I love to bead.  I love to weave baskets.  What would be better than to blend the two?  Several Indian tribes are renowned for their beaded baskets, the Paiutes in particular. They truly inspired me.


So for my own, personal take on this, I decided to use Delica beads, size 11.  Both of the following baskets started with a 9 pointed star (symbol of the Baha'i Faith).  One was made over a rather crude pine needle basket:
 My next attempt was beaded over a small lattice twined basket:


So what now?  A much larger lattice-twined basket, of course!


Monday, October 3, 2016

Saudade

Dear Readers,

Yes, I know, I've been missing in action.  I honestly thought I was not going to blog anymore.... at all.  Come to find out - I miss it!  And You!  So I'm back, but still sorting out what posting schedule will be most comfortable for all of us.  It certainly won't be daily, as it was in the beginning.  I'm thinking weekly.  But I have just missed this, you, the process, too much to let it drop entirely.  And have no fears. As usual, I will not let this become a political rant.  That has to be a refreshing change from what's out there at the moment, yes??

So, in keeping with my love of words (logophile), I found "saudade"!

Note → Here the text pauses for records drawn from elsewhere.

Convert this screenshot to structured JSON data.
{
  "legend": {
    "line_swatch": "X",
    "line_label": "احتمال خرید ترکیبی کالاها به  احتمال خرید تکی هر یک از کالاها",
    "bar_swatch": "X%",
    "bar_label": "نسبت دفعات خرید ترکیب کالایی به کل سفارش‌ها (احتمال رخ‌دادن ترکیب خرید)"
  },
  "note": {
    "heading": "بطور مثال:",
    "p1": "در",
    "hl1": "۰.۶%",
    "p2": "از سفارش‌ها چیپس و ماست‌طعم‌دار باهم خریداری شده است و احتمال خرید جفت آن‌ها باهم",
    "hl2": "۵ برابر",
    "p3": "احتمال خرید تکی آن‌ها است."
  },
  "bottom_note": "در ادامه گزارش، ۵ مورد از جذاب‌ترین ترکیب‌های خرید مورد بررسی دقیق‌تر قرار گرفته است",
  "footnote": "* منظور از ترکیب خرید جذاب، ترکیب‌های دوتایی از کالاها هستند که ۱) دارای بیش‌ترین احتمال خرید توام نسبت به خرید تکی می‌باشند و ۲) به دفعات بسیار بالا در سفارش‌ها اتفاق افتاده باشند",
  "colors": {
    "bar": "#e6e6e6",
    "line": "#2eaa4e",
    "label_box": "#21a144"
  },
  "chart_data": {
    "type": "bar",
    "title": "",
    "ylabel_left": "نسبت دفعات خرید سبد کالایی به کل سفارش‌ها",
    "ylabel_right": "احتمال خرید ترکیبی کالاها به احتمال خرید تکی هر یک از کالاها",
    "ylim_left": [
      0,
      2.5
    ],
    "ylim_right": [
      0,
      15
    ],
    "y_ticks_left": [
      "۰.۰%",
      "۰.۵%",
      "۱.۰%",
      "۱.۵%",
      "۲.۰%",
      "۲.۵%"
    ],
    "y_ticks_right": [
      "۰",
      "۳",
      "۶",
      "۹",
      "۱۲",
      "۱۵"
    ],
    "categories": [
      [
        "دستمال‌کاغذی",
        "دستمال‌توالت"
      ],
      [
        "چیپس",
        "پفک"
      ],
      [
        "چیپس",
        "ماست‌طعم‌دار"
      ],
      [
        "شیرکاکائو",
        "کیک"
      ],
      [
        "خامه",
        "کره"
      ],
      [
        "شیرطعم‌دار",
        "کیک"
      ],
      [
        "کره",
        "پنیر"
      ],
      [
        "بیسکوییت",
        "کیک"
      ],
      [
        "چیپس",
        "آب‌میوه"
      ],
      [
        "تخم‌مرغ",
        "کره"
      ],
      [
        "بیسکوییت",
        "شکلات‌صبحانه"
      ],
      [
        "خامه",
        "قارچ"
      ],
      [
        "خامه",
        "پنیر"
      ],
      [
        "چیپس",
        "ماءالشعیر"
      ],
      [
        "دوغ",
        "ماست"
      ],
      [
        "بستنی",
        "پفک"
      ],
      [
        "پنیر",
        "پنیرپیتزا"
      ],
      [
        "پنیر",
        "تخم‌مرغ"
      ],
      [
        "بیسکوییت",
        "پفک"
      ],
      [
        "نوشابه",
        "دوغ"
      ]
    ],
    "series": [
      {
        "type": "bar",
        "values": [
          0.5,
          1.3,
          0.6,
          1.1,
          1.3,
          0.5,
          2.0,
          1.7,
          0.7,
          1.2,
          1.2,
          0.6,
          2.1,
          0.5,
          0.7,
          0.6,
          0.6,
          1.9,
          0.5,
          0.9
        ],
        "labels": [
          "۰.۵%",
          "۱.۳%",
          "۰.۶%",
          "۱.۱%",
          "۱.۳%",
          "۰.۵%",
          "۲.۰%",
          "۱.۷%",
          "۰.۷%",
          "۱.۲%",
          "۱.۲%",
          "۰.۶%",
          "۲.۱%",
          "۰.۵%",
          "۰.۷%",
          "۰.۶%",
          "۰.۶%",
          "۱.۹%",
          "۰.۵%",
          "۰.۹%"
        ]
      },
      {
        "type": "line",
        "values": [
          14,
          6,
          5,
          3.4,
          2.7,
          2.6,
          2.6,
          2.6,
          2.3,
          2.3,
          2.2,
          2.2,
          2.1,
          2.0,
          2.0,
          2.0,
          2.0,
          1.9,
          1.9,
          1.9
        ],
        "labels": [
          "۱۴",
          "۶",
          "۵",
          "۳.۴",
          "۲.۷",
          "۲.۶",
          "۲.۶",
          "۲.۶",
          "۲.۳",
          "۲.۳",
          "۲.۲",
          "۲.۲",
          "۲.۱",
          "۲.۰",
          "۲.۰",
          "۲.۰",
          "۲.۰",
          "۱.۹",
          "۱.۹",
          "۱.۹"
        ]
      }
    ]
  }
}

What is one word to describe the feeling of missing someone?

Saudade


What dictionary says :
Saudade is used to explain the feeling of missing something or someone.
It is used to tell about something that you used to have (and liked) but don't have anymore.
But literally, it goes deeper. Its a beautiful word of Portuguese origin, evokes a sense of loneliness and incompleteness. In a whole bunch of clumsy English words, Saudade means “the love that remains” after someone is gone. It’s the recollection of feelings, experiences, places or events that once brought excitement, pleasure, well being, which now triggers the senses and makes one live again. It describes a deep nostalgic longing. It brings sad and happy feelings all at once;
Sadness from missing something loved.
Happiness for having experienced the love.
I can conjure this feeling. I feel it for the little girl I once was.